Joseph carried out his oath in cooperation with his brothers. At the end of his life, he followed his father’s example by asking his brothers and sons and nephews to carry his body up to the Land when God brought them home. Jewish tradition says all the brothers, not only Joseph, were carried up from Egypt and buried in Israel.
If the fathers of Israel’s Twelve Tribes knew Egypt wasn’t home, why didn’t they leave Egypt as soon as the famine that brought them there was over? The answer starts with the importance of the family to the Egyptian nation as administrators and shepherds. Egypt also served as a place of relative peace and security where the family multiplied into a nation ready to exercise dominion over the Land where God put His Name.
There is another reason Israel remained in Egypt. It involved the freedom God gave to the inhabitants of the Promised Land to choose their own path and seal their fate. That’s what God meant when He told Abraham his seed would be foreigners in a land not their own until the iniquity of the Amorites was complete. God’s judgment required that, after seeing Abraham’s example of righteousness, they have opportunity to repent, or harden their hearts and suffer the strong delusions of depraved minds.
It’s probably because of those depravities in Canaan that the Hebrews left their little ones and their flocks and herds back in Egypt when they buried Jacob. They were safe in Egypt, and because they were safe, the future of the nation was secure. It was different a couple of centuries later, when the Pharaoh who didn’t know Joseph refused to let Moses lead the people, with their little ones and flocks and herds, to the wilderness to worship the Creator. By that time, Egypt had ceased being a safe place, and Israel’s Deliverer had come to call them out of exile.
This is where we are now. We are all in exile. This world as it now exists is not our home. Our home is the Garden the Creator prepared – the Garden we are to cultivate and expand until it encompasses the whole earth. That’s the mission of Israel, and the mission of all who join Abraham’s seed through Israel’s Messiah. We now await His call to return home, to the place He is preparing for us.
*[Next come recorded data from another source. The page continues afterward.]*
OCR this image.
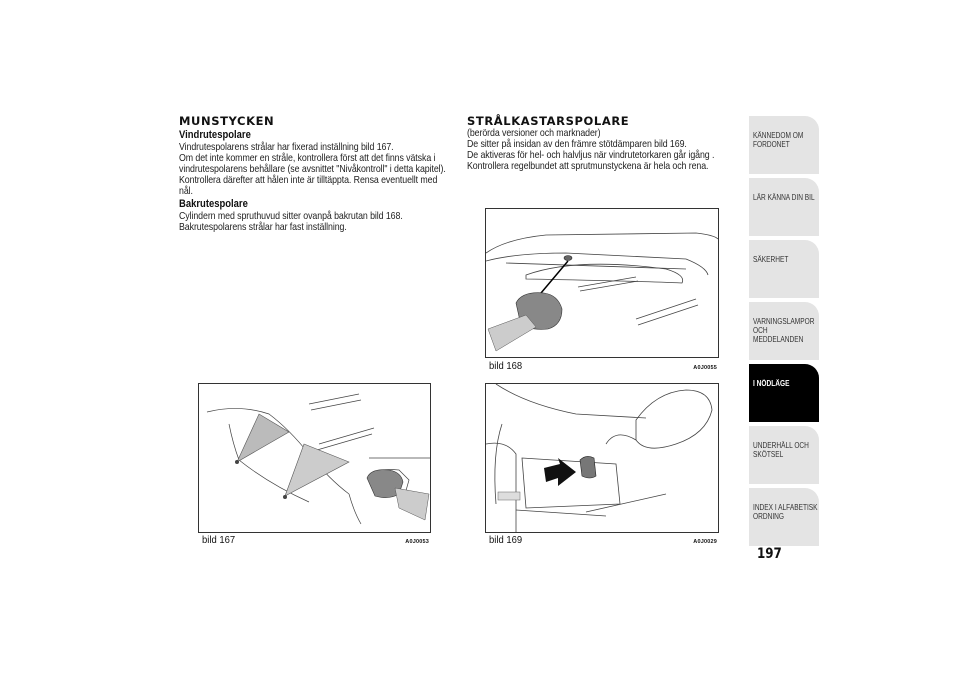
MUNSTYCKEN
Vindrutespolare

Vindrutespolarens strålar har fixerad inställning bild 167.

Om det inte kommer en stråle, kontrollera först att det finns vätska i vindrutespolarens behållare (se avsnittet "Nivåkontroll" i detta kapitel).

Kontrollera därefter att hålen inte är tilltäppta. Rensa eventuellt med nål.

Bakrutespolare

Cylindern med spruthuvud sitter ovanpå bakrutan bild 168.

Bakrutespolarens strålar har fast inställning.

STRÅLKASTARSPOLARE

(berörda versioner och marknader)

De sitter på insidan av den främre stötdämparen bild 169.

De aktiveras för hel- och halvljus när vindrutetorkaren går igång .

Kontrollera regelbundet att sprutmunstyckena är hela och rena.

bild 167	A0J0053
bild 168	A0J0055
bild 169	A0J0029
KÄNNEDOM OM
FORDONET
LÄR KÄNNA DIN BIL
SÄKERHET
VARNINGSLAMPOR
OCH MEDDELANDEN
I NÖDLÄGE
UNDERHÅLL OCH
SKÖTSEL
INDEX I ALFABETISK
ORDNING
197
Until then, we would be wise to follow the advice Jeremiah gave to Judah’s exiles in Babylon: seek the peace of the land where we are exiled and grow and prosper there. As God told them through Jeremiah:
For I know the plans that I have in mind for you,” declares Adonai, “plans for shalom and not calamity—to give you a future and a hope. Then you will call on Me, and come and pray to Me, and I will listen to you. You will seek Me and find Me, when you will search for Me with all your heart. Then I will be found by you,” says Adonai, “and I will return you from exile, and gather you from all the nations and from all the places where I have driven you,” says Adonai, “and I will bring you back to the place from which I removed you as captives into exile.”
Jeremiah 29:11-14 TLV
The time is drawing near for this call to our true home. The question is, do we know where home is? If not, we might miss the call when it’s time to go there.